Durante as fases do terror e do grande terror, na França do século XVIII, quando a sede de sangue enfim foi saciada, mais de 5 mil pessoas já haviam sido levadas à guilhotina, incluindo os próprios precursores da Revolução. Assim como o grande terror, a Lava Jato será registrada pela história como um fenômeno necessário à transformação social. Mas, a que custo?
Elevar a Operação ao status de entidade é ignorar que o seu produto final será, necessariamente, a soma de todas as partículas de trabalho de centenas de profissionais de investigação, acusação, defesa e julgamento. Todos eles falhos, porquanto humanos. A infalibilidade do Direito Penal constitui, pois, mera utopia. Vale lembrar que toda falha do Estado nesse terreno resulta necessariamente em crueldade contra o acusado. Afinal, a persecução penal, independentemente do seu desfecho, constitui uma pena em si.
Não por menos, o renomado jurista italiano Francesco Carnelutti cravou que “a absolvição do acusado é a falência do processo penal”. Isto porque, é este o momento em que o Estado reconhece ter arruinado a vida do acusado para, ao cabo do processo, declará-lo inocente, decreto que encerra irreparável incoerência para as finalidades de um Estado civil.

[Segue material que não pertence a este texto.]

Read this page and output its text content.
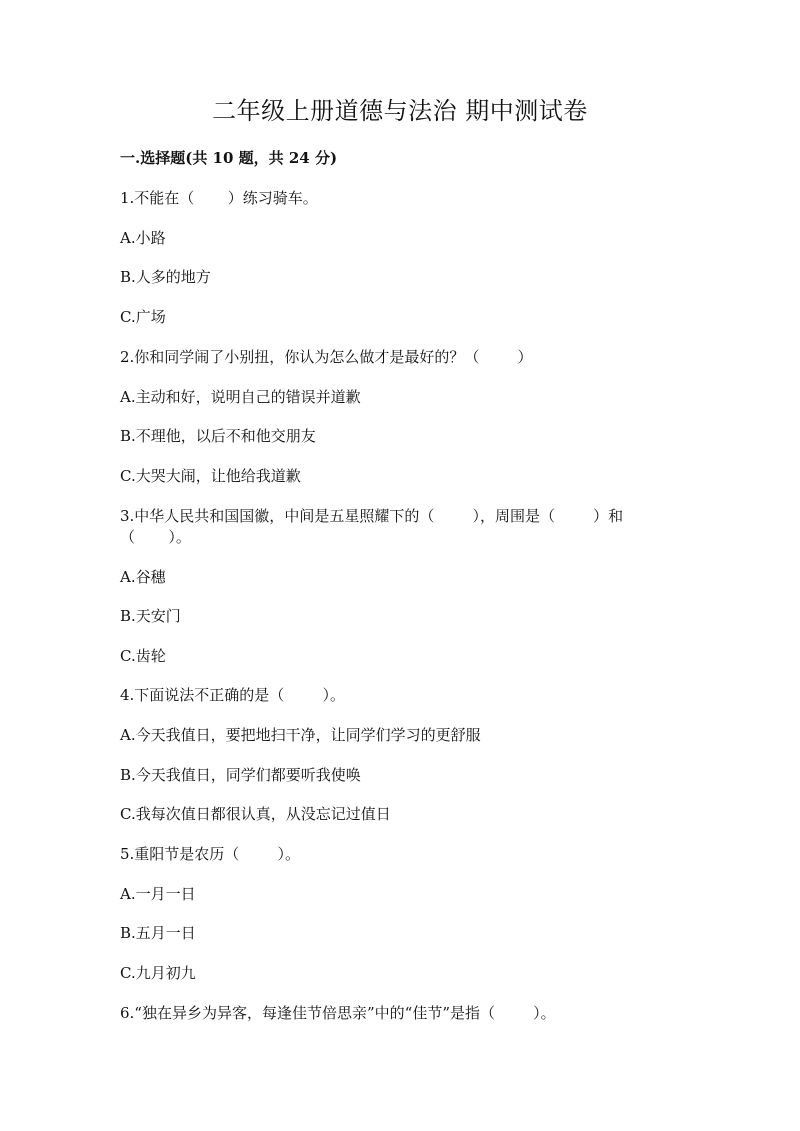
二年级上册道德与法治 期中测试卷
一.选择题(共 10 题，共 24 分)
1.不能在（       ）练习骑车。
A.小路
B.人多的地方
C.广场
2.你和同学闹了小别扭，你认为怎么做才是最好的？（        ）
A.主动和好，说明自己的错误并道歉
B.不理他，以后不和他交朋友
C.大哭大闹，让他给我道歉
3.中华人民共和国国徽，中间是五星照耀下的（        ），周围是（        ）和
（       ）。
A.谷穗
B.天安门
C.齿轮
4.下面说法不正确的是（        ）。
A.今天我值日，要把地扫干净，让同学们学习的更舒服
B.今天我值日，同学们都要听我使唤
C.我每次值日都很认真，从没忘记过值日
5.重阳节是农历（        ）。
A.一月一日
B.五月一日
C.九月初九
6.“独在异乡为异客，每逢佳节倍思亲”中的“佳节”是指（        ）。
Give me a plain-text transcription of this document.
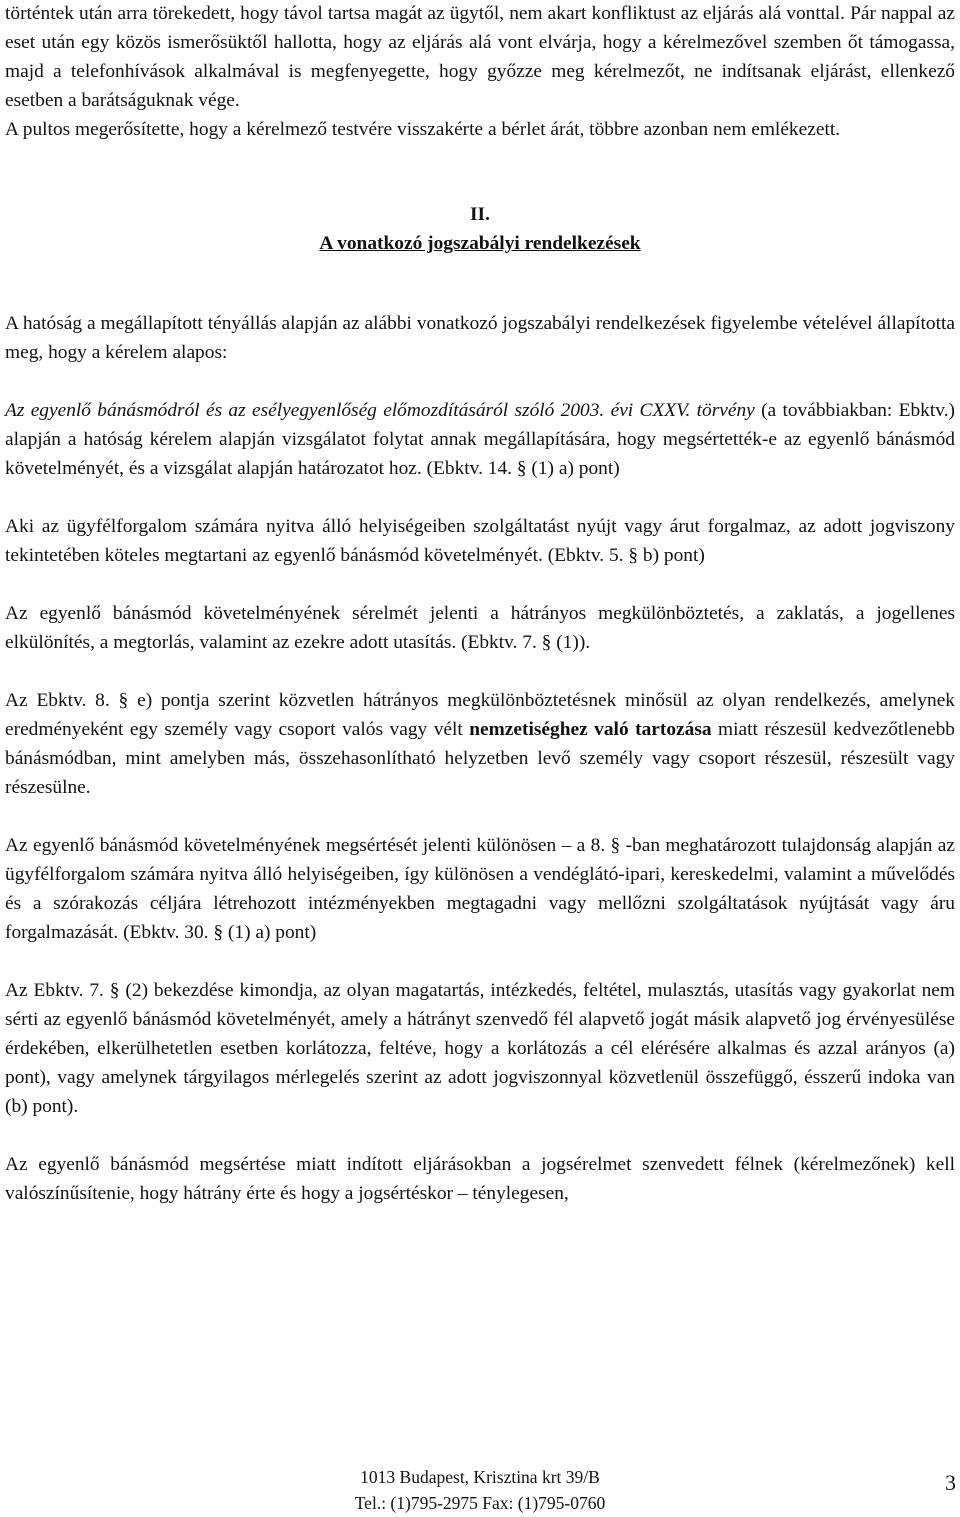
történtek után arra törekedett, hogy távol tartsa magát az ügytől, nem akart konfliktust az eljárás alá vonttal. Pár nappal az eset után egy közös ismerősüktől hallotta, hogy az eljárás alá vont elvárja, hogy a kérelmezővel szemben őt támogassa, majd a telefonhívások alkalmával is megfenyegette, hogy győzze meg kérelmezőt, ne indítsanak eljárást, ellenkező esetben a barátságuknak vége.

A pultos megerősítette, hogy a kérelmező testvére visszakérte a bérlet árát, többre azonban nem emlékezett.

II.
A vonatkozó jogszabályi rendelkezések

A hatóság a megállapított tényállás alapján az alábbi vonatkozó jogszabályi rendelkezések figyelembe vételével állapította meg, hogy a kérelem alapos:

Az egyenlő bánásmódról és az esélyegyenlőség előmozdításáról szóló 2003. évi CXXV. törvény (a továbbiakban: Ebktv.) alapján a hatóság kérelem alapján vizsgálatot folytat annak megállapítására, hogy megsértették-e az egyenlő bánásmód követelményét, és a vizsgálat alapján határozatot hoz. (Ebktv. 14. § (1) a) pont)

Aki az ügyfélforgalom számára nyitva álló helyiségeiben szolgáltatást nyújt vagy árut forgalmaz, az adott jogviszony tekintetében köteles megtartani az egyenlő bánásmód követelményét. (Ebktv. 5. § b) pont)

Az egyenlő bánásmód követelményének sérelmét jelenti a hátrányos megkülönböztetés, a zaklatás, a jogellenes elkülönítés, a megtorlás, valamint az ezekre adott utasítás. (Ebktv. 7. § (1)).

Az Ebktv. 8. § e) pontja szerint közvetlen hátrányos megkülönböztetésnek minősül az olyan rendelkezés, amelynek eredményeként egy személy vagy csoport valós vagy vélt nemzetiséghez való tartozása miatt részesül kedvezőtlenebb bánásmódban, mint amelyben más, összehasonlítható helyzetben levő személy vagy csoport részesül, részesült vagy részesülne.

Az egyenlő bánásmód követelményének megsértését jelenti különösen – a 8. § -ban meghatározott tulajdonság alapján az ügyfélforgalom számára nyitva álló helyiségeiben, így különösen a vendéglátó-ipari, kereskedelmi, valamint a művelődés és a szórakozás céljára létrehozott intézményekben megtagadni vagy mellőzni szolgáltatások nyújtását vagy áru forgalmazását. (Ebktv. 30. § (1) a) pont)

Az Ebktv. 7. § (2) bekezdése kimondja, az olyan magatartás, intézkedés, feltétel, mulasztás, utasítás vagy gyakorlat nem sérti az egyenlő bánásmód követelményét, amely a hátrányt szenvedő fél alapvető jogát másik alapvető jog érvényesülése érdekében, elkerülhetetlen esetben korlátozza, feltéve, hogy a korlátozás a cél elérésére alkalmas és azzal arányos (a) pont), vagy amelynek tárgyilagos mérlegelés szerint az adott jogviszonnyal közvetlenül összefüggő, ésszerű indoka van (b) pont).

Az egyenlő bánásmód megsértése miatt indított eljárásokban a jogsérelmet szenvedett félnek (kérelmezőnek) kell valószínűsítenie, hogy hátrány érte és hogy a jogsértéskor – ténylegesen,

1013 Budapest, Krisztina krt 39/B
Tel.: (1)795-2975 Fax: (1)795-0760
3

Não se pretende com este pequeno texto demonizar uma operação tão útil ao país. No entanto, é possível atestar que toda pluralidade ampla de acusados carrega, invariavelmente, um grupo de imputados que pagará a pena de responder a um processo penal simplesmente por estar no lugar ou na hora errada. Seria então o erro judiciário o inafastável preço da efetividade do Direito Penal? A resposta negativa se impõe, na medida em que a racionalidade e a qualidade da tutela jurisdicional definem a sua adequabilidade, bem como a sua utilidade para a sociedade. Se a Lava Lato, “é nossa”, muito mais nossa é a jurisdição estatal, serviço público que encerra uma das maiores conquistas resultantes dos processos democráticos nos últimos cinco mil anos.
A par disto, o Poder Judiciário já não consegue metabolizar processos de natureza vária, enquanto patrimônio, liberdade e vida se esvaem no curso de processos sem fim. Nem por isso são vistas manifestações populares pela melhoria da jurisdição estatal enquanto serviço público. Afinal, a Lava Jato, com a sua sedutora temática, ocupou todos os espaços e virou, enfim, uma espécie de vedete nacional.
Não se espere que a Operação venha a parir um Brasil menos desigual, tampouco curar todos os males que afetam o país. Todavia, conduzida pelos valores decorrentes do devido processo legal, sem vaidades ou exageros e norteada tão-somente por critérios de justiça e democracia, a Lava Jato poderá deixar um excelente legado paradigmático à jurisdição estatal. É o que, coerentemente, se pode esperar dela.